Hacker News new | ask | show | jobs
by Ologn 3274 days ago
As you're focused on the command line, I won't mention things I generally use in shell scripts like compound commands (if, for, while) or shell parameters. I will also skip things I don't often use.

First, there is moving around in bash - the arrow keys, or backspace/delete to remove a character, or ^A to go to line start, or ^R to search command history, or tab to complete a command. ^L clears the screen, although from habit I still type clear.

I use shell/bash builtins cd, and pwd often enough. Sometimes export, umask, exit, ulimit -a, echo.

I use shell variables like PS1, HOME, and PATH. I set them in $HOME/.bashrc, which sometimes references files like $HOME/.bash_aliases. I often set a larger than default history file size. I use ~ tilde expansion as an abbreviation for $HOME. For long commands I type regularly, I put an alias in the run control (or run control delegated) file.

I use job control commands like bg, fg, jobs and kill. You should know how bash job control complements and diverges from the system process commands. & starts a process as a background process, and preceding it from nohup tells it to ignore hangup signals.

You should know how single quotes work, and escape characters for them if they are needed.

Then there are pipes (| - "pipelines"), and redirecting of stdin, stdout, and stderr.

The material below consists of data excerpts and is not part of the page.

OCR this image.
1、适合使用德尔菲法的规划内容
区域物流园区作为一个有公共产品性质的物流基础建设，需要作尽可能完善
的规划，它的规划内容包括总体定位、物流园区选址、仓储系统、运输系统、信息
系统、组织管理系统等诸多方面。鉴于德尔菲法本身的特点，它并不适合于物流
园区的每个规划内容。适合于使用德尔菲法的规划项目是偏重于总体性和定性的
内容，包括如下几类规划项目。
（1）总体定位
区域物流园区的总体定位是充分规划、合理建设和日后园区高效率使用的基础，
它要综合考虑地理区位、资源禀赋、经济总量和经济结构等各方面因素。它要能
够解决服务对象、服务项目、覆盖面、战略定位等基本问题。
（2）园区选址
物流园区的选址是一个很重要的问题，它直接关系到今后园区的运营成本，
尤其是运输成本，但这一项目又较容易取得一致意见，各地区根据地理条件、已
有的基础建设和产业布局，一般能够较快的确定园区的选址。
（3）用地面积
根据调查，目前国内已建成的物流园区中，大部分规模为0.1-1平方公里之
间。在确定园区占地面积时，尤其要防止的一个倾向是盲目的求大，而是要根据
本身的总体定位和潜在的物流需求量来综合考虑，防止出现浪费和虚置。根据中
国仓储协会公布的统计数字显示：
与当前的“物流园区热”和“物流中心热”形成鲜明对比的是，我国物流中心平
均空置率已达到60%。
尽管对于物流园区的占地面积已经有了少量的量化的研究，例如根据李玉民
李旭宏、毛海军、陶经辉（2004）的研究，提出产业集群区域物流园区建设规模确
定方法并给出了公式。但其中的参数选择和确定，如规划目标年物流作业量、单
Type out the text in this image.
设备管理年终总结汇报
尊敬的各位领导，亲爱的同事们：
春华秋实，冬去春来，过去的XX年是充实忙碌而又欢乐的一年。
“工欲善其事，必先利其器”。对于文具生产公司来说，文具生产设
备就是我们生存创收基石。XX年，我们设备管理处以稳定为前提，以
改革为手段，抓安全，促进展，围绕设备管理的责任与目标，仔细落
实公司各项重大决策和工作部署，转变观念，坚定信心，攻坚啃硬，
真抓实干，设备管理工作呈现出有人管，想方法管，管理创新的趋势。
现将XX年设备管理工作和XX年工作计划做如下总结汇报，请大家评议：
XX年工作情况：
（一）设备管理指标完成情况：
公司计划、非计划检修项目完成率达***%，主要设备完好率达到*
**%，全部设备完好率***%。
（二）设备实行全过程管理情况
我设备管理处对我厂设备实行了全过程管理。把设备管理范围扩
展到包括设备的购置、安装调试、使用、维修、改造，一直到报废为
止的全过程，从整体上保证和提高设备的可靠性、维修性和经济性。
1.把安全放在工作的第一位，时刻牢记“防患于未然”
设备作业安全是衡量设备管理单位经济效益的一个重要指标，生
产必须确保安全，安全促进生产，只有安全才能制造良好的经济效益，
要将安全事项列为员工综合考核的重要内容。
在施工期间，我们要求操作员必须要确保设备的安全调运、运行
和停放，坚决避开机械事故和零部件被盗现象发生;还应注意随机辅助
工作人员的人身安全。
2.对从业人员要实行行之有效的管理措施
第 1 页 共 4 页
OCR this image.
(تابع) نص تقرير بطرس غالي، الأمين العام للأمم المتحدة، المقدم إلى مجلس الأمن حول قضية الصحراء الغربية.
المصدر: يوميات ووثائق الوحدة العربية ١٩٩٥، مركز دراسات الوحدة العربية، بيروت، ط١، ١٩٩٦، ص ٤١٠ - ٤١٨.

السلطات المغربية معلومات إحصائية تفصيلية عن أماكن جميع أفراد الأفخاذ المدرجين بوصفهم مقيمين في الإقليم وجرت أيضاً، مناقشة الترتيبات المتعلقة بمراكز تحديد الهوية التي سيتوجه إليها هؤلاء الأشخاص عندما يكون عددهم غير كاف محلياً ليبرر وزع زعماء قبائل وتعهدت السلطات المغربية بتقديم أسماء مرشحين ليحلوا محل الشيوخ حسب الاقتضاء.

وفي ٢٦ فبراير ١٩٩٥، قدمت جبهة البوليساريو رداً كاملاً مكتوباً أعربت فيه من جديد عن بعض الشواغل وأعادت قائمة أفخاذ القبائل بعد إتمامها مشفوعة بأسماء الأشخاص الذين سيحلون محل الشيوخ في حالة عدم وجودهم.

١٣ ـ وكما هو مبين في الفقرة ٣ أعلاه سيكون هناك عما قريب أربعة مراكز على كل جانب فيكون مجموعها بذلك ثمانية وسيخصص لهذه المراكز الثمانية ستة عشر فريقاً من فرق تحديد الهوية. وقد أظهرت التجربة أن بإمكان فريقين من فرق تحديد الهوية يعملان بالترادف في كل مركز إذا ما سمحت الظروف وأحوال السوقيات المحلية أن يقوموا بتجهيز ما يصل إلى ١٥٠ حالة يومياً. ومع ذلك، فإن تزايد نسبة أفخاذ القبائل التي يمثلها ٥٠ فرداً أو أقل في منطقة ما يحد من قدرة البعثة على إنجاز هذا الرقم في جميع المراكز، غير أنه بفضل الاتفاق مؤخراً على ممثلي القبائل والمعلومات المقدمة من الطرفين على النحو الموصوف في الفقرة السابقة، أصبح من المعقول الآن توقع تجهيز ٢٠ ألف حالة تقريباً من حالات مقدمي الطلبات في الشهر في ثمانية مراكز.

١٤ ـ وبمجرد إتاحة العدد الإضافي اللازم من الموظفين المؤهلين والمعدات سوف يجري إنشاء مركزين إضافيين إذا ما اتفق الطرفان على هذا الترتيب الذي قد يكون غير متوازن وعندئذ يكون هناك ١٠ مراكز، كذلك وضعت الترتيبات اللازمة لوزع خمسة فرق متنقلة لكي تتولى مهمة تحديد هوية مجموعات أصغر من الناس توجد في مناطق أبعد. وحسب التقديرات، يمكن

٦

I use this a lot. Also redirecting or appending output to a file (>, >>). I don't use tee often but sometimes do.

Then there are commands used with the shell a lot. Such as parallel, or xargs.

Also nice which modifies process scheduling.

Script, or typescript, keeps a log of your shell session.

Screen allows for multiple shell sessions. Useful on remote hosts especially (tmux is an alternative).

Then there are the standard file and directory commands I often use like pwd, cd, ls, mv, cp, df, chmod, du, file, find, locate, mkdir, touch, rm, which, and wc.

I manipulate these with commands like awk, sed, tr, grep, egrep, cat, head, tail, diff, and less.

I edit with vim or emacs -nw.

Command like htop, ps, w, uptime and kill let me deal with system processes.

Then there are just handy commands like bc or cal if I need to do some simple addition or see which day of the week the first of the month is.

Man shows you manual pages for various commands. "man command" will show the manual page. For a command like kill, the default will show the command kill - "man kill" which specifically is "man 1 kill". But "man 2 kill" would show the kill system call. You can see what these different manual sections are with "man man" - 1 is executable programs, 2 is system calls etc.

All of it is a process. I mentioned awk. It is one of the commands handy to use with the shell. I have seen entire programs written in awk. Some parts of awk I can use from memory, some I use occasionally and have to look up the flags to refresh my memory, some parts I have never used at all. As time goes on you pick up more and more as you need it.